We’ll get to analysis section of the course (regression, etc.) next week. However, today’s dataset provides a good platform to start thinking about these issues. How would you model the progression of the Men’s 100 meter record over time? For example, imagine that you had to predict today’s WR in 2005. How do your predictions stack up against the actual record (i.e. Usain Bolt’s 9.58 time set in 2009)? How do you handle rescinded times? How do you intepret all of this?
Hint: See the ?broom::tidy() help function for extracting regression coefients in a convenient data frame. We’ve already seen the geom_smooth() function, but for some nice tips on (visualizing) model predictions, see Chap. 23 of the R4DS book, or Chap. 6.4 of the SocViz book. The generic base::predict() function has you covered, although the tidyverse’s modelr package has some nice wrapper functions that you will probably find useful for this suggested exercise.

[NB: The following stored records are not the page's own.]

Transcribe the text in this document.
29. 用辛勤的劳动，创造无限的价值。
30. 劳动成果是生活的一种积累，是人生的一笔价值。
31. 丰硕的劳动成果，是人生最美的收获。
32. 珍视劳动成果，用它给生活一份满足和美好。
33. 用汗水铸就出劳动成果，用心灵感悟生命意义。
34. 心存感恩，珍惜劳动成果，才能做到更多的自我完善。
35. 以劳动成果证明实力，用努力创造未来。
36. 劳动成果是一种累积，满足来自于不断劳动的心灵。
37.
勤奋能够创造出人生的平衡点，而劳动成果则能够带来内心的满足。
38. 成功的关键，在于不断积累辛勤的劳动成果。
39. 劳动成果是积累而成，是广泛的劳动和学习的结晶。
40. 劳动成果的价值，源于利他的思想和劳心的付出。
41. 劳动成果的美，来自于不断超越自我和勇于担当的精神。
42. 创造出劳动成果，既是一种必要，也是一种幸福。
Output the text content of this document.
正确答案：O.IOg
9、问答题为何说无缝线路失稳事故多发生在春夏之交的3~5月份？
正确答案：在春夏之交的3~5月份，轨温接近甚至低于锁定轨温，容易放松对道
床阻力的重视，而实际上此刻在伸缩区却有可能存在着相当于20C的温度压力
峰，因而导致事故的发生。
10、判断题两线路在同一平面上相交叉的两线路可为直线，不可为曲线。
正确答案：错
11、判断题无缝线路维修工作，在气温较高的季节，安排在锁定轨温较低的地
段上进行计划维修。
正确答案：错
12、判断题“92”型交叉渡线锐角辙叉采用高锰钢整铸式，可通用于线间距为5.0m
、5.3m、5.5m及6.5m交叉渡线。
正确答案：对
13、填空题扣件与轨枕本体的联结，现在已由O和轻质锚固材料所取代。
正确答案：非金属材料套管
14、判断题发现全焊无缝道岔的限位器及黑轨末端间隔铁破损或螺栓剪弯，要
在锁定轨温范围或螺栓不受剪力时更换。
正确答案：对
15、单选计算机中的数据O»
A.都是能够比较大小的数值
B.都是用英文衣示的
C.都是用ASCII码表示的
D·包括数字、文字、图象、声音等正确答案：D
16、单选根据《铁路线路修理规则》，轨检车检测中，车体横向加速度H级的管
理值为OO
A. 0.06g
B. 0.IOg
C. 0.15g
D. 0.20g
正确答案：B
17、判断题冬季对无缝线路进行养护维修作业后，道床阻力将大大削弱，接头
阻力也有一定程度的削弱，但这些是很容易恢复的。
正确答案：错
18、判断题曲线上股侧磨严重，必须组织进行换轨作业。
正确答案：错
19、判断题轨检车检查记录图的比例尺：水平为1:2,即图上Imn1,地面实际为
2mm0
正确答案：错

As we’ll see during the next lecture, scraping a website or application that is built on a client-side (i.e. API) framework is often easier; particularly when it comes to downloading information en masse.↩︎
XML stands for Extensible Markup Language and is one of the primary languages used for encoding and formatting web pages.↩︎
Historically, at least, it also had a tendency to provide CSS selectors that weren’t exactly what we were looking for. To be fair, this may have reflected some issues coming from the R + rvest as much as anything else. These minor incompatibilities have been largely eliminated with rvest 1.0.0… prompting a re-write of these notes!↩︎